The structure of aromatic polyether ether ketones is confirmed by IR spectroscopy. The IR spectra have absorption bands corresponding to ether linkages (930, 1015, 1045 cm ^-1 ), vibrations of the carbonyl group of the lactone cycle of TBP residues (1750, 1780 cm ^-1 ), aryl-bromine bonds (1000, 1080 cm ^{- 1} ) and diaryl keto groups (1600, 1650 cm ^-1 ), there are no bands for hydroxyl groups, which confirms the formation of polymers of the expected structure.

The viscosities given are determined for 0.5% solutions of APEC in DMAA. Glass transition temperatures (Tg.) Are determined by differential scanning calorimetry (“Perkin-Elmer”). The tensile strength σ _p defined on the blades type 5 according to GOST 11262-80. Thermogravimetric analysis (TGA) was carried out in air using a Perkin-Elmer derivatograph with a temperature rise rate of 5 ° per minute. Fire resistance is estimated by oxygen index (CI) on samples of type 5 according to GOST 21793-76. Water absorption tests were carried out according to GOST 4650-80 (ST SEV 1692-79) Plastics.

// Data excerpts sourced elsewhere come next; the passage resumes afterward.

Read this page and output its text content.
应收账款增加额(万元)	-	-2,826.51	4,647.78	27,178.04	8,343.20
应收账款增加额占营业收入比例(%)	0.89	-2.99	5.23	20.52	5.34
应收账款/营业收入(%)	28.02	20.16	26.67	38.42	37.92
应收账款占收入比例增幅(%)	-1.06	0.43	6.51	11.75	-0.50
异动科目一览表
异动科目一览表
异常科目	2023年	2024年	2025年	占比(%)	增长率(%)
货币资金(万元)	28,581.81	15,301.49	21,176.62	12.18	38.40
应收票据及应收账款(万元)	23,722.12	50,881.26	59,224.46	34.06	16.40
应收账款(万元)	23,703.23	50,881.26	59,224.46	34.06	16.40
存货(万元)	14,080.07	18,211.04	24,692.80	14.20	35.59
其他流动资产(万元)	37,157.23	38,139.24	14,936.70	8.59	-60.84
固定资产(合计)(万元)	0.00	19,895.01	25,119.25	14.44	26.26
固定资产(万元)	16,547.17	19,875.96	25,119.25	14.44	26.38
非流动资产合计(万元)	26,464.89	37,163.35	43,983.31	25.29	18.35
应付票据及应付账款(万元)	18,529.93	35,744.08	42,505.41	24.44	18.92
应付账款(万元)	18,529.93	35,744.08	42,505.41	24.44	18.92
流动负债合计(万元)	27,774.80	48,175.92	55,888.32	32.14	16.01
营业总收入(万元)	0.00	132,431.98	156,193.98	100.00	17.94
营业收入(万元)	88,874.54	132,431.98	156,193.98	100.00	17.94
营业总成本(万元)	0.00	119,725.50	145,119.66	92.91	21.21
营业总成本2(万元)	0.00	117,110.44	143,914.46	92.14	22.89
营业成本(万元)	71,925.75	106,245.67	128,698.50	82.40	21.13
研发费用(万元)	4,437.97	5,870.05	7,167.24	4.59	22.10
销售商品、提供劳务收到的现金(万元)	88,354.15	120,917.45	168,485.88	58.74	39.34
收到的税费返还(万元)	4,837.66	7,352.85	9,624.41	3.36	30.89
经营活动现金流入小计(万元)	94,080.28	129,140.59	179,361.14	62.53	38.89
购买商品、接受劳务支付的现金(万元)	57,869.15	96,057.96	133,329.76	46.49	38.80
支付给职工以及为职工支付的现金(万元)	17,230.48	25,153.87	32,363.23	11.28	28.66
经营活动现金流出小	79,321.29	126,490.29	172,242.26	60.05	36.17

Methods for determining water absorption.

The presented examples show that the developed process of obtaining microencapsulated fire-resistant aromatic polyetheretherketone is simple, eliminating the stage of polymer isolation after their synthesis, from solution, their drying, grinding. The method is economically advantageous, the reagents used are easily recovered and can be reused. The encapsulated aromatic copolyester ether ketones themselves are non-adherent, non-electrostatic, loose, dust-free, easily processed casting and extrusion materials with higher bulk density than uncapsulated similar polymers.

As can be seen from the above data, most of the proposed compositions of heat resistance, glass transition temperature, reduced viscosity, water absorption and breaking strength differ favorably from the prototype.

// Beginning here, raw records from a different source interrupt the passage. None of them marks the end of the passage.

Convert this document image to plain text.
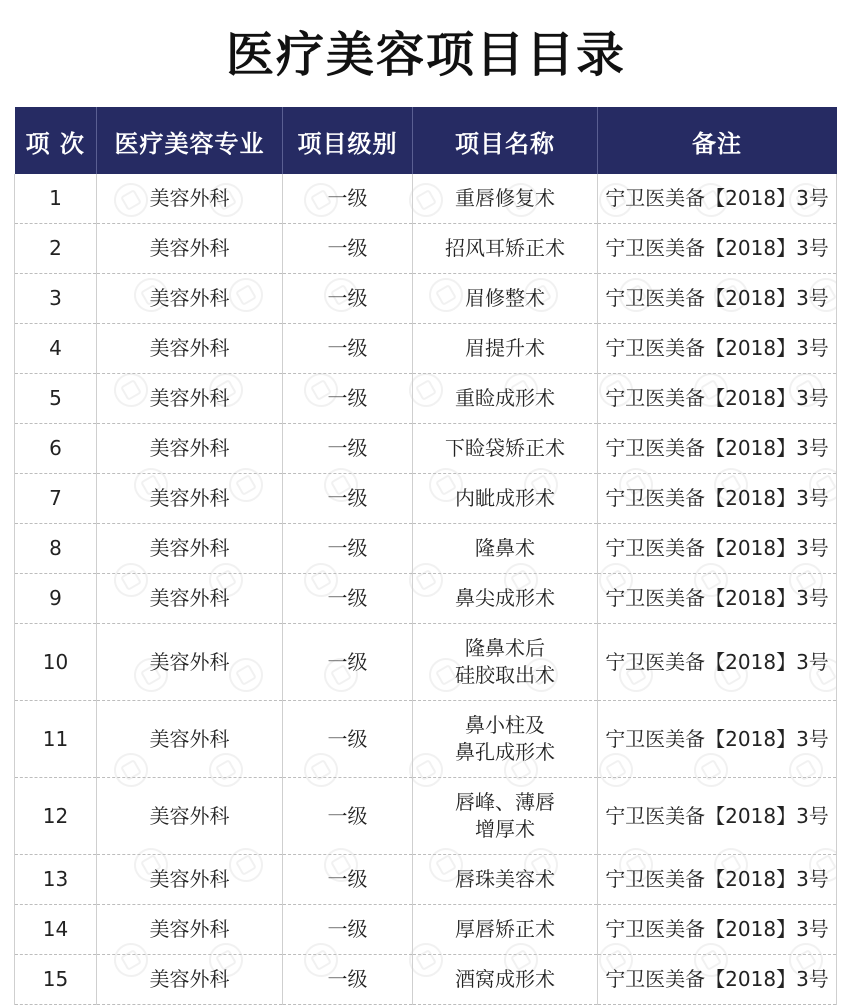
医疗美容项目目录
项 次	医疗美容专业	项目级别	项目名称	备注
1	美容外科	一级	重唇修复术	宁卫医美备【2018】3号
2	美容外科	一级	招风耳矫正术	宁卫医美备【2018】3号
3	美容外科	一级	眉修整术	宁卫医美备【2018】3号
4	美容外科	一级	眉提升术	宁卫医美备【2018】3号
5	美容外科	一级	重睑成形术	宁卫医美备【2018】3号
6	美容外科	一级	下睑袋矫正术	宁卫医美备【2018】3号
7	美容外科	一级	内眦成形术	宁卫医美备【2018】3号
8	美容外科	一级	隆鼻术	宁卫医美备【2018】3号
9	美容外科	一级	鼻尖成形术	宁卫医美备【2018】3号
10	美容外科	一级	隆鼻术后
硅胶取出术	宁卫医美备【2018】3号
11	美容外科	一级	鼻小柱及
鼻孔成形术	宁卫医美备【2018】3号
12	美容外科	一级	唇峰、薄唇
增厚术	宁卫医美备【2018】3号
13	美容外科	一级	唇珠美容术	宁卫医美备【2018】3号
14	美容外科	一级	厚唇矫正术	宁卫医美备【2018】3号
15	美容外科	一级	酒窝成形术	宁卫医美备【2018】3号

The technical result of the invention consists in obtaining aromatic polyether ether ketones with high oxygen index values (high fire resistance), high mechanical and thermal properties, low water absorption due to the use of bisphenol 3,3 ', 5,5'-tetrabromophenolphthalein, as well as the use of highly toxic chlorobenzene for azeotropic distillation of water, shorter time of the process of synthesis of polyester and the secondary use of N, N-dimethylacetamide

Literature

1. Application 3700808 (Germany). The method of producing polyarylene ether.

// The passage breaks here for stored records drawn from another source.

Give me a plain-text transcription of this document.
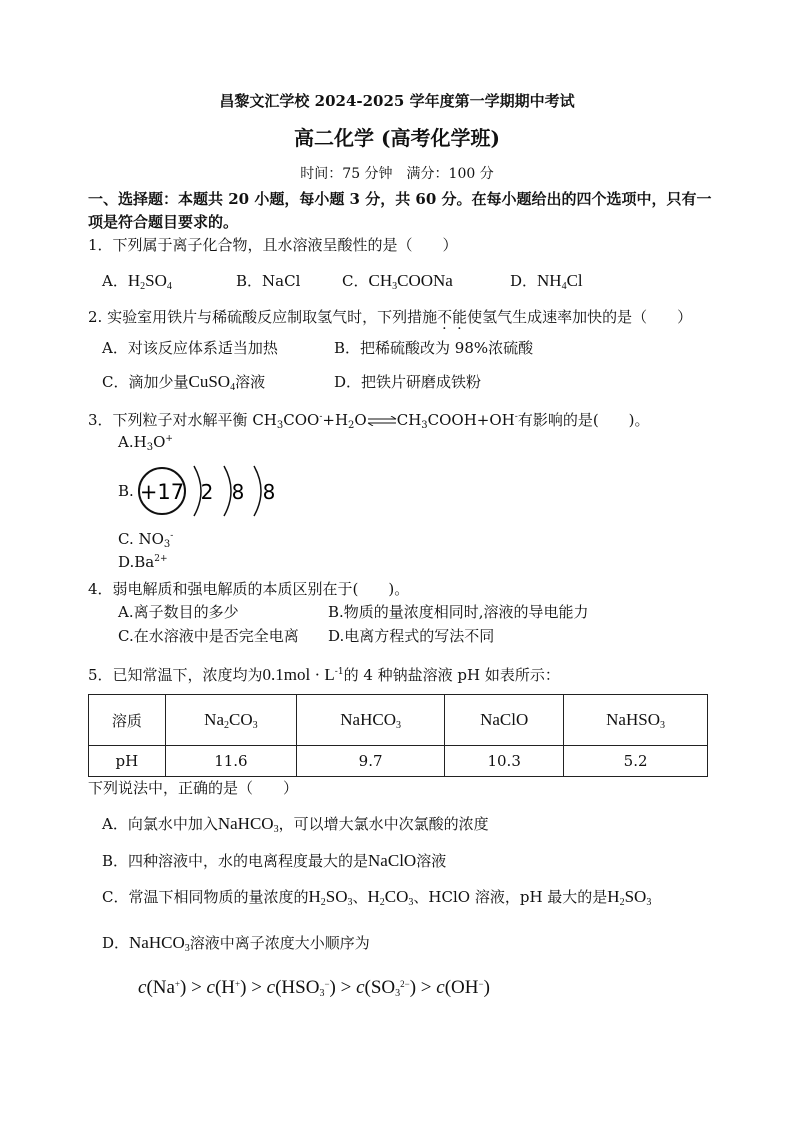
昌黎文汇学校 2024-2025 学年度第一学期期中考试
高二化学 (高考化学班)
时间：75 分钟　满分：100 分
一、选择题：本题共 20 小题，每小题 3 分，共 60 分。在每小题给出的四个选项中，只有一项是符合题目要求的。
1．下列属于离子化合物，且水溶液呈酸性的是（　　）
A．$H_2SO_4$	B．NaCl	C．$CH_3COONa$	D．$NH_4Cl$
2. 实验室用铁片与稀硫酸反应制取氢气时，下列措施不能使氢气生成速率加快的是（　　）
A．对该反应体系适当加热	B．把稀硫酸改为 98%浓硫酸
C．滴加少量CuSO$_4$溶液	D．把铁片研磨成铁粉
3．下列粒子对水解平衡 $CH_3COO^-+H_2O\rightleftharpoons CH_3COOH+OH^-$有影响的是(　　)。
$A.H_3O^+$
B. +17 2 8 8
C. $NO_3^-$
$D.Ba^{2+}$
4．弱电解质和强电解质的本质区别在于(　　)。
A.离子数目的多少	B.物质的量浓度相同时,溶液的导电能力
C.在水溶液中是否完全电离 D.电离方程式的写法不同
5．已知常温下，浓度均为$0.1mol \cdot L^{-1}$的 4 种钠盐溶液 pH 如表所示：
溶质	$Na_2CO_3$	NaHCO$_3$	NaClO	NaHSO$_3$
pH	11.6	9.7	10.3	5.2
下列说法中，正确的是（　　）
A．向氯水中加入NaHCO$_3$，可以增大氯水中次氯酸的浓度
B．四种溶液中，水的电离程度最大的是NaClO溶液
C．常温下相同物质的量浓度的$H_2SO_3$、$H_2CO_3$、HClO 溶液，pH 最大的是$H_2SO_3$
D．NaHCO$_3$溶液中离子浓度大小顺序为
$c(Na^+) > c(H^+) > c(HSO_3^-) > c(SO_3^{2-}) > c(OH^-)$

2. Regularities of the reaction of 4,4'-difluorobenzophenone with 2,2-bis (4-hydroxyphenyl) propane potassium diphenolate. Shaposhnikova V.V., Salazkin S.N., Sergeev V.A. et al. // Izv. A.N. Ser. Chemical, 1996, №10. Pp. 2526-2530.

3. Application 3901072 (Germany). The method of producing polyarylene ether.

4. Application 61-176627 (Japan). Aromatic simple polyetherketone and method of production thereof.

5. RF patent №2529030. Flame retardant polyester ketone. Publ. 09/27/2014.

Claims (2)

1. A method of producing an encapsulated aromatic flame-retardant polyetheretherketone, which consists in the fact that first conduct high-temperature polycondensation reaction between 3,3 ', 5,5'-tetrabromophenolphthalein and 4,4' - difluorobenzophenone in N, N-dimethylacetamide in the presence of potassium carbonate and nanocarbon brand GNC, then carry out the encapsulation in a continuous way by treating a solution of polyetheretherketone in a chlorinated organic solvent, preferably in chloroform, an aqueous solution of gelatin, apple pectin and a mixture of gelatin and apple pectin, diluting the reaction mixture with water at 45 ± 5 ° С, filtering the precipitate, drying. 2. A method of producing an encapsulated aromatic polyetheretherketone according to claim 1, characterized in that the encapsulation process is carried out in an environment of gelatin, apple pectin or a mixture of gelatin, apple pectin and chlorinated organic solvents, preferably in chloroform, moreover, with a stepwise rise in temperature from 20 to 65 ° C, distillation and regeneration of the chlorinated organic solvent and gelatin are carried out; at a temperature of 45 ± 5 ° C, the reaction mixture is diluted with warm water.